An Understanding of Sheep in the New Testament

"Christ...the great Shepherd of the sheep. After all, both Israel and the church are called His sheep." —J. Vernon McGee, Thru The Bible, Vol. 3, pg. 591.

I was talking to a man at a church I was visiting last Sunday and he made a statement that surprised me because I've never heard it before. He said, "We are not under the Law, we are in the age of grace. And in the age of grace, God never calls the church His sheep." The statement that I've never heard before is when the man said, "in the age of grace, God never calls the church His sheep."
   
I'm not sure where this man was coming from or what his point was when he said that "in the age of grace, God never calls the church His sheep." Perhaps I should have asked, but I didn't. I just kept listening.

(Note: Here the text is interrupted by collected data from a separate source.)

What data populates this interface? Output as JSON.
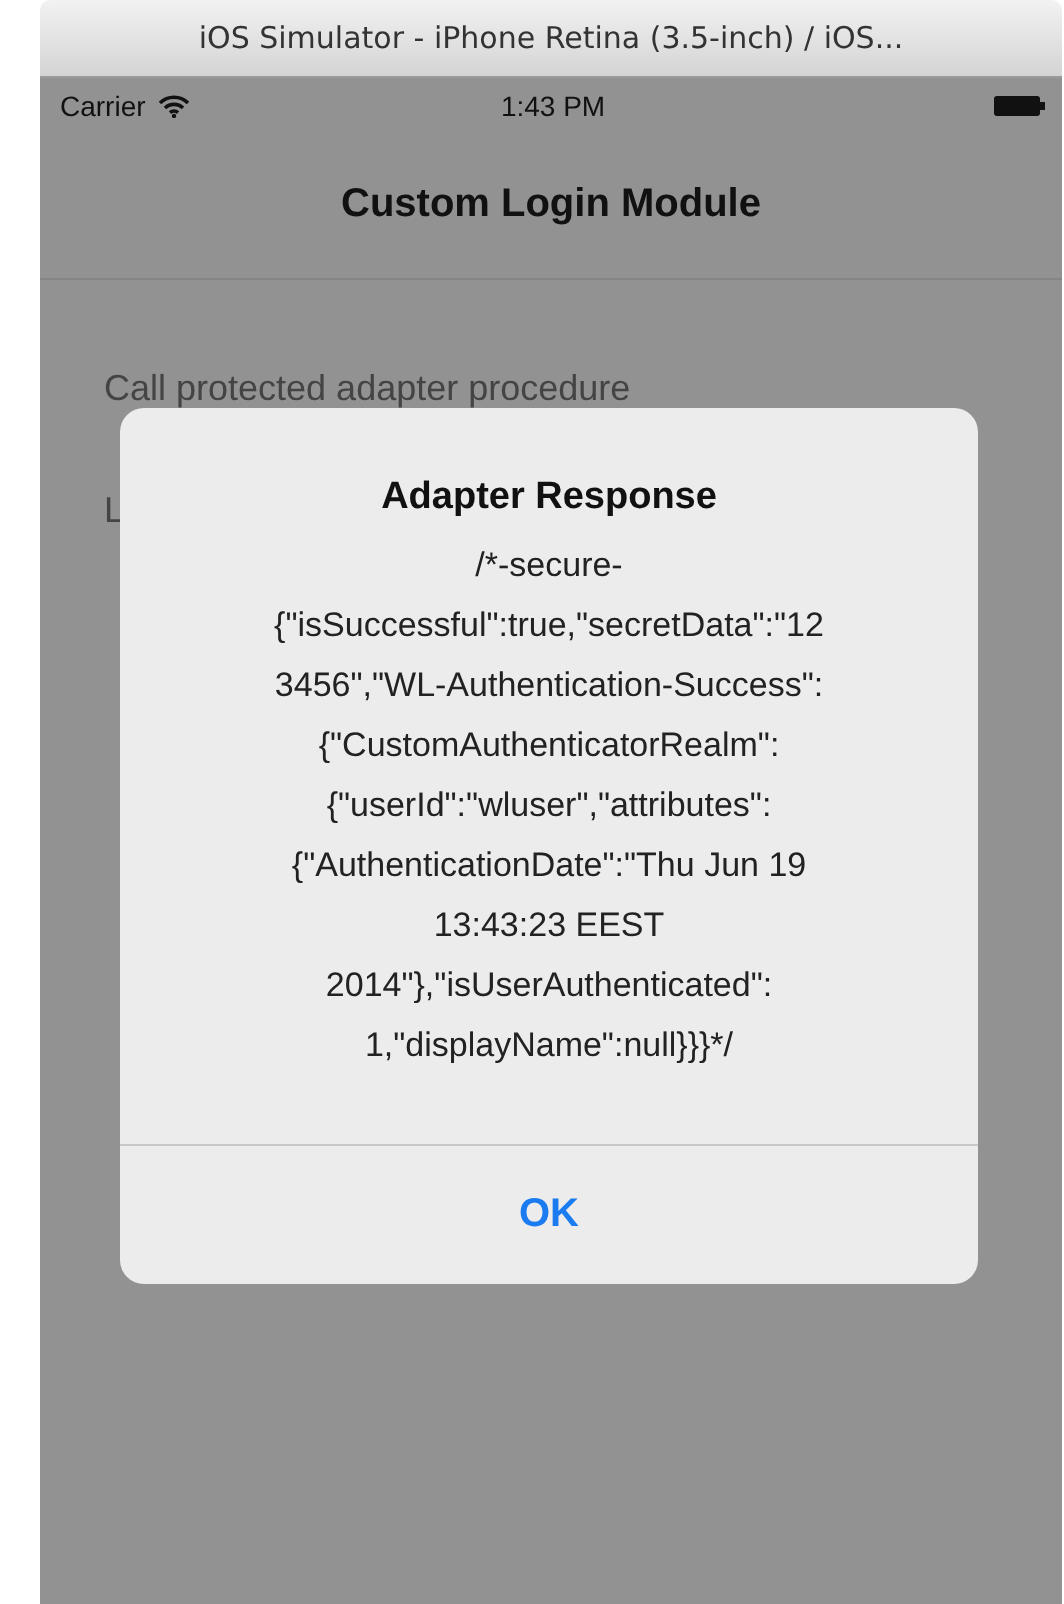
{
  "window": {
    "title": "iOS Simulator - iPhone Retina (3.5-inch) / iOS..."
  },
  "status_bar": {
    "carrier": "Carrier",
    "time": "1:43 PM"
  },
  "nav_bar": {
    "title": "Custom Login Module"
  },
  "list_items": [
    {
      "label": "Call protected adapter procedure"
    },
    {
      "label": "L"
    }
  ],
  "alert": {
    "title": "Adapter Response",
    "message_lines": [
      "/*-secure-",
      "{\"isSuccessful\":true,\"secretData\":\"12",
      "3456\",\"WL-Authentication-Success\":",
      "{\"CustomAuthenticatorRealm\":",
      "{\"userId\":\"wluser\",\"attributes\":",
      "{\"AuthenticationDate\":\"Thu Jun 19",
      "13:43:23 EEST",
      "2014\"},\"isUserAuthenticated\":",
      "1,\"displayName\":null}}}*/"
    ],
    "button": "OK"
  }
}
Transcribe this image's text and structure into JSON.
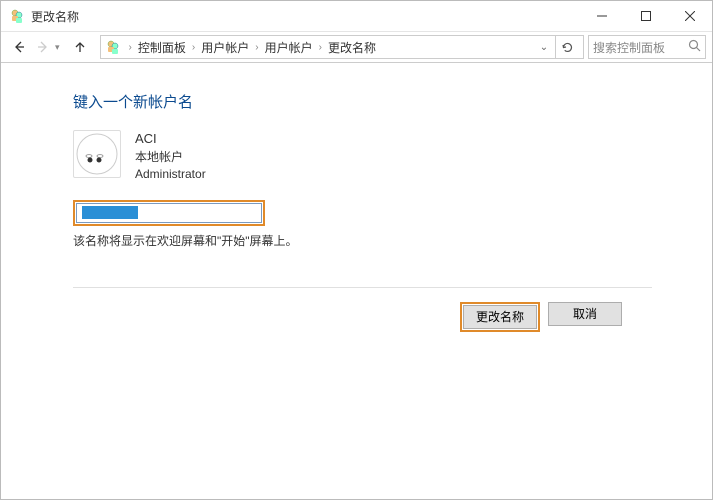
{
  "window": {
    "title": "更改名称"
  },
  "breadcrumb": {
    "items": [
      "控制面板",
      "用户帐户",
      "用户帐户",
      "更改名称"
    ]
  },
  "search": {
    "placeholder": "搜索控制面板"
  },
  "page": {
    "heading": "键入一个新帐户名",
    "help_text": "该名称将显示在欢迎屏幕和\"开始\"屏幕上。"
  },
  "account": {
    "name": "ACI",
    "type": "本地帐户",
    "role": "Administrator"
  },
  "buttons": {
    "confirm": "更改名称",
    "cancel": "取消"
  }
}
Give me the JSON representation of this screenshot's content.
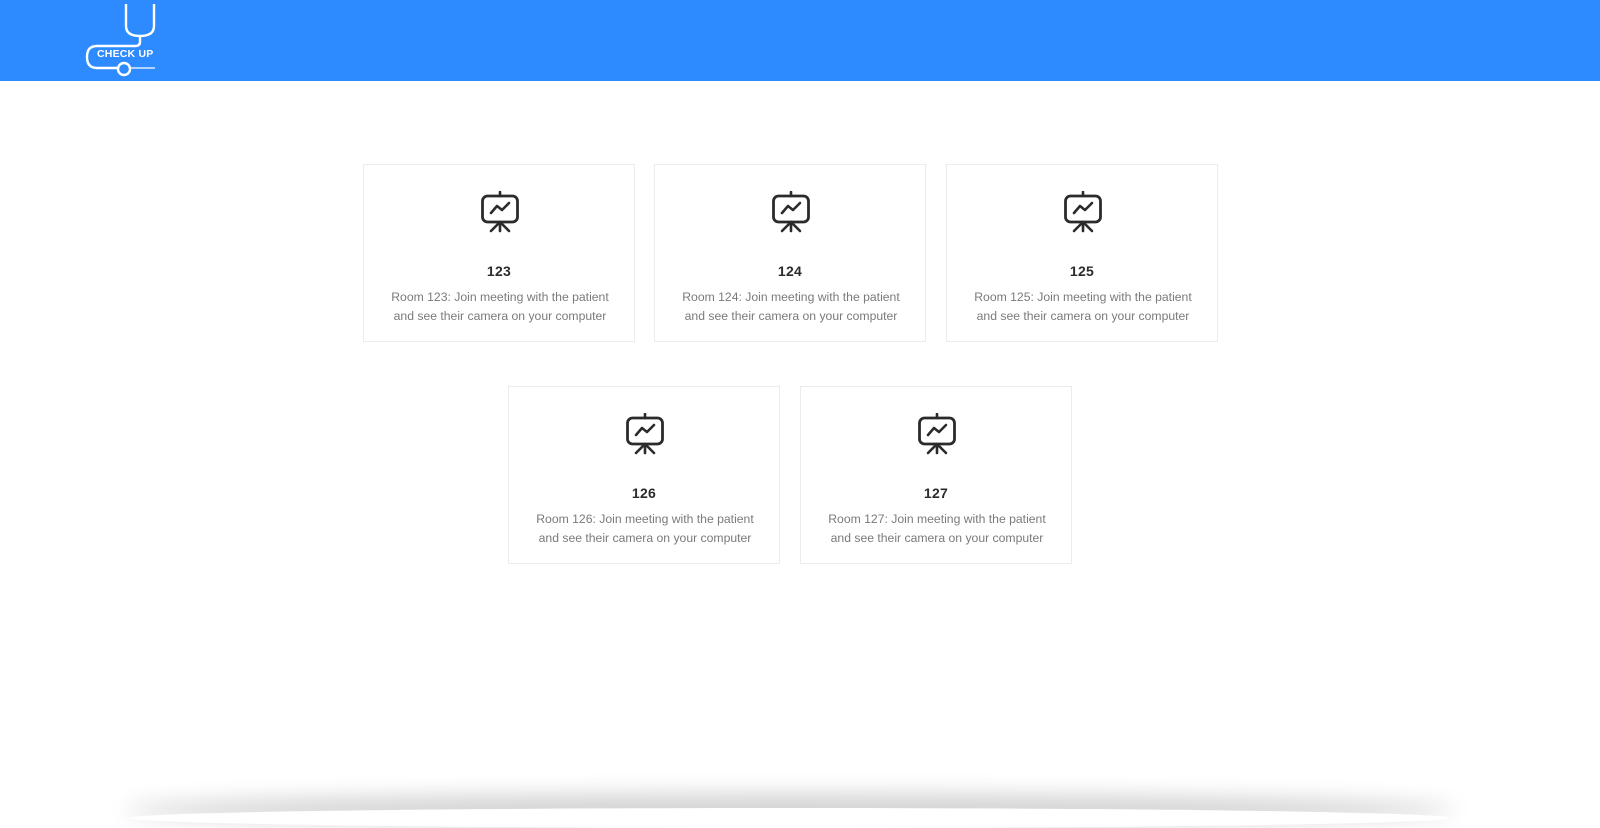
{
  "header": {
    "brand_color": "#2e8bff",
    "logo_text": "CHECK UP",
    "logo_icon": "stethoscope-icon"
  },
  "rooms": [
    {
      "number": "123",
      "description": "Room 123: Join meeting with the patient and see their camera on your computer",
      "icon": "presentation-board-icon"
    },
    {
      "number": "124",
      "description": "Room 124: Join meeting with the patient and see their camera on your computer",
      "icon": "presentation-board-icon"
    },
    {
      "number": "125",
      "description": "Room 125: Join meeting with the patient and see their camera on your computer",
      "icon": "presentation-board-icon"
    },
    {
      "number": "126",
      "description": "Room 126: Join meeting with the patient and see their camera on your computer",
      "icon": "presentation-board-icon"
    },
    {
      "number": "127",
      "description": "Room 127: Join meeting with the patient and see their camera on your computer",
      "icon": "presentation-board-icon"
    }
  ]
}
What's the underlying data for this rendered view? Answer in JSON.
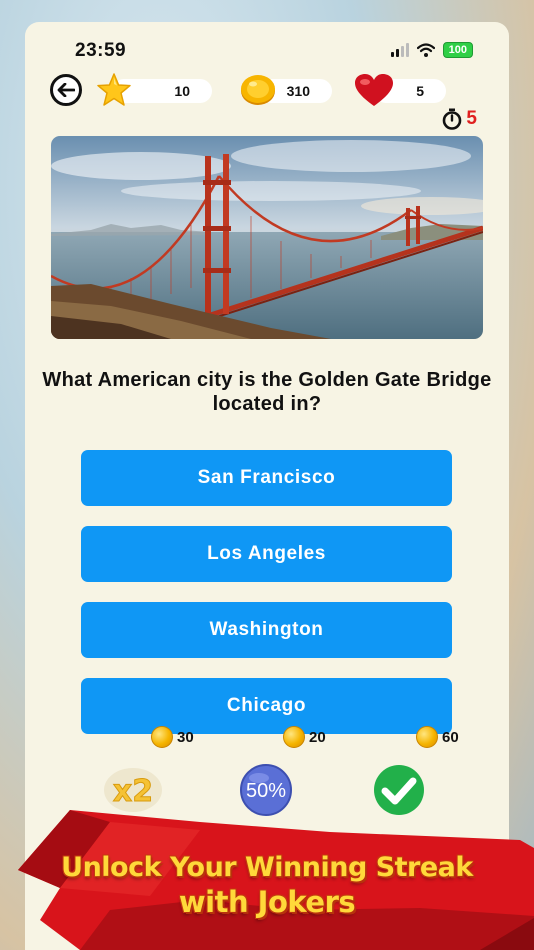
{
  "status": {
    "time": "23:59",
    "battery": "100"
  },
  "stats": {
    "stars": "10",
    "coins": "310",
    "lives": "5"
  },
  "timer": {
    "value": "5"
  },
  "question": {
    "text": "What American city is the Golden Gate Bridge located in?"
  },
  "answers": [
    {
      "label": "San Francisco"
    },
    {
      "label": "Los Angeles"
    },
    {
      "label": "Washington"
    },
    {
      "label": "Chicago"
    }
  ],
  "jokers": [
    {
      "icon": "x2",
      "cost": "30"
    },
    {
      "icon": "50%",
      "cost": "20"
    },
    {
      "icon": "check-icon",
      "cost": "60"
    }
  ],
  "banner": {
    "line1": "Unlock Your Winning Streak",
    "line2": "with Jokers"
  },
  "colors": {
    "answer_bg": "#0f97f5",
    "timer": "#e02020",
    "banner_ribbon": "#d8141b",
    "banner_text": "#ffd93a"
  }
}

From other statements he made, it sounded like he believed in Calvinism and Lordship Salvation. Anyway, after we got done talking, I kept thinking about his comment, and if it was true that "God never calls the church His sheep"? 
   
Almost immediately I remembered the portion of Scripture that says that God "brought up from the dead the great Shepherd of the sheep" (Hebrews 13:20). Another Bible verse that I thought of is when Jesus says in John 10:16, "I have other sheep, which are not of this fold." I have always understood that statement as Jesus looking ahead in time and making reference to the church in distinction to the nation of Israel (compare Matthew 16:18). Can you think of any other Bible verses where the church in this age of grace is referred to as God's sheep?